2.4 Applicazione nel dolore centrale post-ictus (CPSP)
Il dolore centrale post-ictus (CPSP) è una sindrome dolorosa neuropatica che si verifica dopo un ictus, classificata come dolore neuropatico centrale. La sua incidenza varia dall'1% al 12% e fino al 25% nei pazienti con infarto midollare laterale. Si presenta come dolore o parestesia nelle regioni del corpo corrispondenti alle lesioni da ictus, spesso brucianti, doloranti o lancinanti, che si verificano spontaneamente o innescati da stimoli esterni.


È persistente e mostra una risposta limitata agli analgesici convenzionali (p. es., gabapentin, pregabalin), ostacolando gravemente la riabilitazione e la qualità della vita. La sua patogenesi non è completamente chiarita ma può comportare ipereccitabilità delle vie sensoriali danneggiate, vie inibitorie centrali compromesse, sensibilizzazione centrale e funzione alterata del tratto corticotalamico.

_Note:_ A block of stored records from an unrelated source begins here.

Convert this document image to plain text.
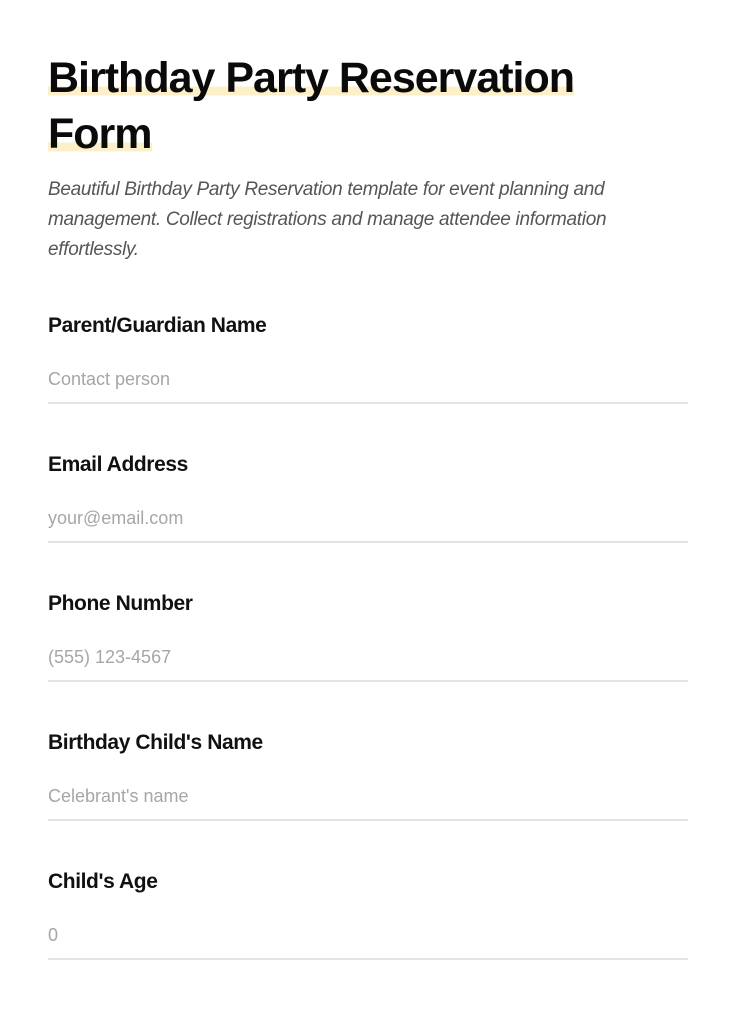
Birthday Party Reservation Form

Beautiful Birthday Party Reservation template for event planning and management. Collect registrations and manage attendee information effortlessly.

Parent/Guardian Name
Contact person
Email Address
your@email.com
Phone Number
(555) 123-4567
Birthday Child's Name
Celebrant's name
Child's Age
0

Bloccando i canali del calcio di tipo N nel corno dorsale spinale,compressa di ziconotideinibisce la trasmissione centrale dei segnali di dolore e allevia efficacemente il dolore nei pazienti con CPSP.

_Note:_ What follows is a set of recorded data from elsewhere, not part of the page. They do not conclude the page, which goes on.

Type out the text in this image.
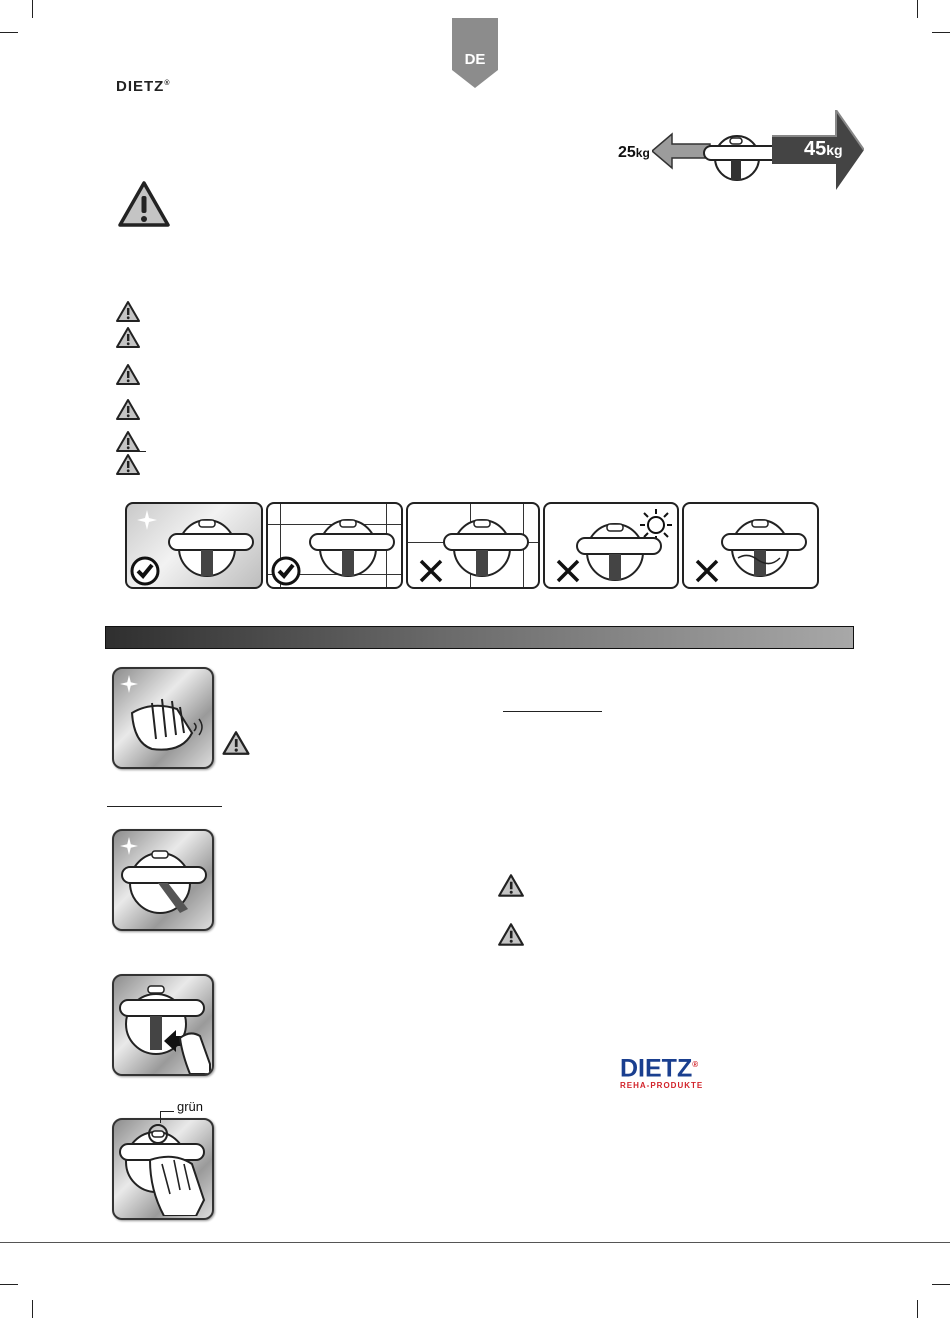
DE
DIETZ®
25kg	45kg
grün
DIETZ®
REHA-PRODUKTE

Studi clinici indicano che nei pazienti CPSP che non rispondono agli anticonvulsivanti e agli antidepressivi convenzionali, il trattamento riduce significativamente i punteggi del dolore, con un tasso di sollievo dal dolore superiore al 50%, e migliora notevolmente l’umore e la qualità del sonno. Rispetto agli oppioidi, non causa depressione respiratoria o sedazione, rendendolo più adatto per l’uso a lungo termine nei pazienti con ictus, in particolare quelli con comorbidità respiratorie o deterioramento cognitivo.

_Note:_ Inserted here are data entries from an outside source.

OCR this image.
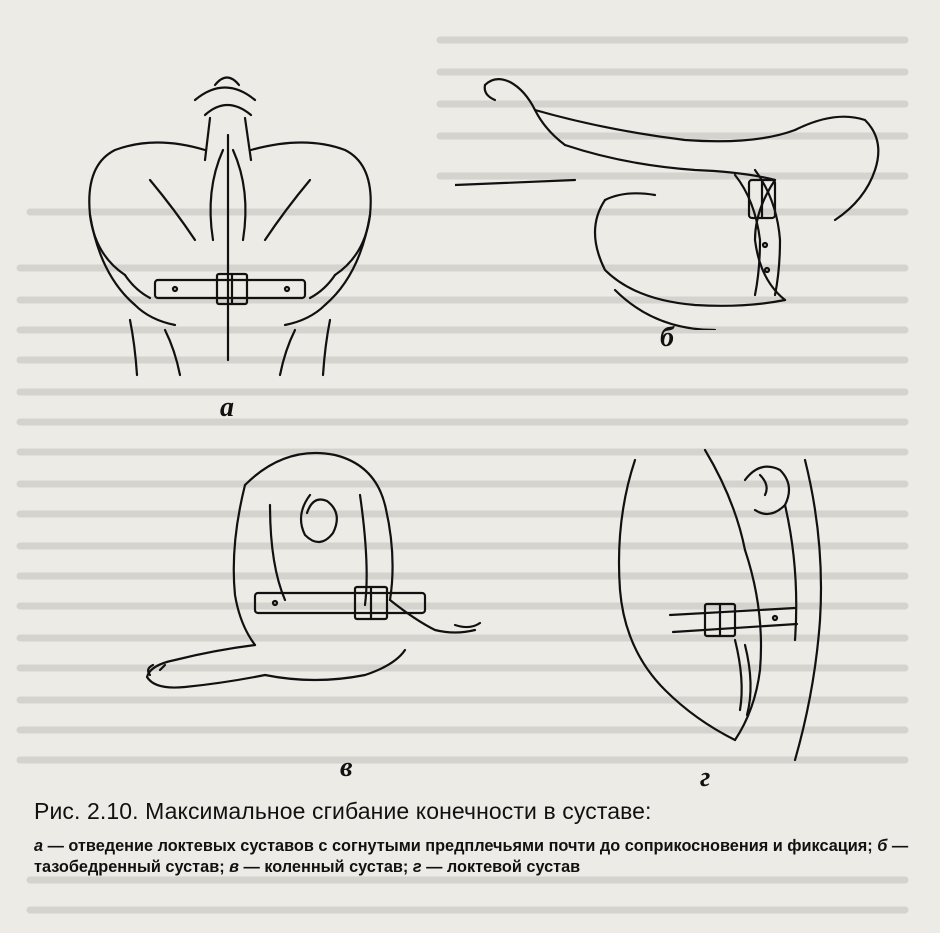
а
б
в	г
Рис. 2.10. Максимальное сгибание конечности в суставе:
а — отведение локтевых суставов с согнутыми предплечьями почти до соприкосновения и фиксация; б — тазобедренный сустав; в — коленный сустав; г — локтевой сустав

Fonte di informazione: progressi nella diagnosi e nella gestione del dolore centrale post-ictus; Valutazione diagnostica e trattamento del dolore centrale post-ictus.

2.5 Applicazione nel dolore refrattario associato a radicolopatia e stenosi spinale
Il dolore refrattario correlato alla radicolopatia e alla stenosi spinale è una comune condizione di dolore neuropatico cronico causata dalla compressione, infiammazione o lesione delle radici nervose. Si presenta con dolore irradiato alle estremità, intorpidimento, debolezza e forte intensità del dolore. I trattamenti convenzionali (p. es., farmaci antinfiammatori non steroidei, terapia fisica, blocchi delle radici nervose) spesso danno risultati insoddisfacenti e alcuni pazienti necessitano di un intervento chirurgico ma possono ancora avvertire dolore residuo, compromettendo gravemente la qualità della vita.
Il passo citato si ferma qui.